Tyra Banks and Martha Stewart duke it out in daytime

Josh Bell

Launching a new daytime talk show is a tricky thing. Every year, all sorts of semi-celebrities, from washed-up actors to self-help gurus, attempt to horn in on the territory dominated by Oprah Winfrey on one end of the spectrum and Jerry Springer on the other, and every year, most of them fail. The biggest recent successes have been Rosie O'Donnell and Ellen Degeneres, who've sidestepped the genre by mounting late night-style shows during the day, and Dr. Phil, who came rubber-stamped with an endorsement by Winfrey herself.


Into the fray this season leap two notable personalities, Tyra Banks and Martha Stewart. Banks, whose The Tyra Banks Show airs locally weekdays at 3 and 11 p.m. on KTUD Channel 14 and repeats at midnight and 7 a.m. on Oxygen, is angling to become the next Oprah, with her patronizing homilies about loving yourself for who you are and self-serving segments offering "makeovers for life" to blubbering Tyra fans. Stewart, on the other hand, is offering a variation on her old Martha Stewart Living crafts show with Martha, which airs locally weekdays at 9 a.m. on KVVU Channel 5 and repeats at 6 p.m. on the Learning Channel.


Banks, a supermodel and the host of America's Next Top Model, takes herself so seriously that her show is painful to watch. Although she's a rail-thin supermodel, Banks is obsessed with the idea that the media is promoting negative body images for women, and spends much of her time berating viewers and guests for not embracing the fabulousness of their average bodies. She spends the rest of the time offering fluffy segments on fashion and makeovers, which tend to undermine her message of anti-standardized beauty.


Banks, who was actually a "youth correspondent" on Winfrey's show in 1986, is trying so hard to be Oprah that the strain is evident in every moment of the nakedly desperate show. In the first four minutes of her first episode, Banks teared up twice and her first guest was her mom. Stewart, on the other hand, does not cry and her first guest was her dog, brought out less as an emotional anchor than a material one. Stewart, fresh off of her stint in jail, is trying just as hard as Banks to convince her audience of something, but in her case it's that she's fun and likable and not the ice queen that she's been painted as by the media.


What's great about Stewart's show, which mixes cooking and crafts segments with celebrity interviews, is the host's endearing awkwardness, which manifests itself in her pained but earnest interviews with stars and average people alike. The show is full of goofy gimmicks that don't quite work, including an entire episode dedicated to other people named Martha Stewart and an appearance by rapper Sean "Diddy" Combs, in which he teaches Stewart to rap and she teaches him to wrap presents. Any show so gleefully punny can't help but be a little charming.
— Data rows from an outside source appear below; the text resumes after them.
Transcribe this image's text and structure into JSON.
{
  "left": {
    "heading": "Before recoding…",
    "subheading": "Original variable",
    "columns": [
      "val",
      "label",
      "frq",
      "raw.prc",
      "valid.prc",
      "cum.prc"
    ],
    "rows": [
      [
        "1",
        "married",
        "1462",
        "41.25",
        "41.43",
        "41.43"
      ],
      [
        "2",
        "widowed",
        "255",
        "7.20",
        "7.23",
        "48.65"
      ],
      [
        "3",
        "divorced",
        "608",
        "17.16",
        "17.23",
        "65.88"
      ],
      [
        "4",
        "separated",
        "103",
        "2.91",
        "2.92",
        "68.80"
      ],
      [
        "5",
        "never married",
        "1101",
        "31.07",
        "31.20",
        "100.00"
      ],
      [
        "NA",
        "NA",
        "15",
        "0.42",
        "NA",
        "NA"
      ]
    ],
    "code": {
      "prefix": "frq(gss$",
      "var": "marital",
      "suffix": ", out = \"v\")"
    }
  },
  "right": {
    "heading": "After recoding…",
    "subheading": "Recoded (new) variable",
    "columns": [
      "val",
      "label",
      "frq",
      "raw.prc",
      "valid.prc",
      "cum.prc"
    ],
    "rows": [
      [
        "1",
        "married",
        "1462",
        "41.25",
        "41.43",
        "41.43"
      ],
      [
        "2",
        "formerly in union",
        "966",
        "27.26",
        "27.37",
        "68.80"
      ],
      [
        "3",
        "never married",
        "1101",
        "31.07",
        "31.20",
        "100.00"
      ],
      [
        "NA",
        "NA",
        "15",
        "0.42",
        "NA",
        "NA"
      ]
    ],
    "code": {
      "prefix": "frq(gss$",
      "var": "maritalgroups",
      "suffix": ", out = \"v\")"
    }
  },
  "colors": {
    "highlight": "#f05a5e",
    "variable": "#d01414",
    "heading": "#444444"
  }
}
The awkwardness is not always endearing, though, and the show's producers need to learn they can't build an entire hour around only one or two guests. Banks' show is structured much more like a traditional talk show, with lip service to how different it is while including such tired, Maury Povich-style bits as the couple who want a break from each other and the woman who wants her boyfriend to stop harassing her about her weight. Both Banks and Stewart are massively insincere, but Banks' insincerity seems to come from her pathological need to be loved and admired, while Stewart's insincerity is just the way she is, and watching her attempt to overcome it is both strangely heartwarming and surprisingly entertaining.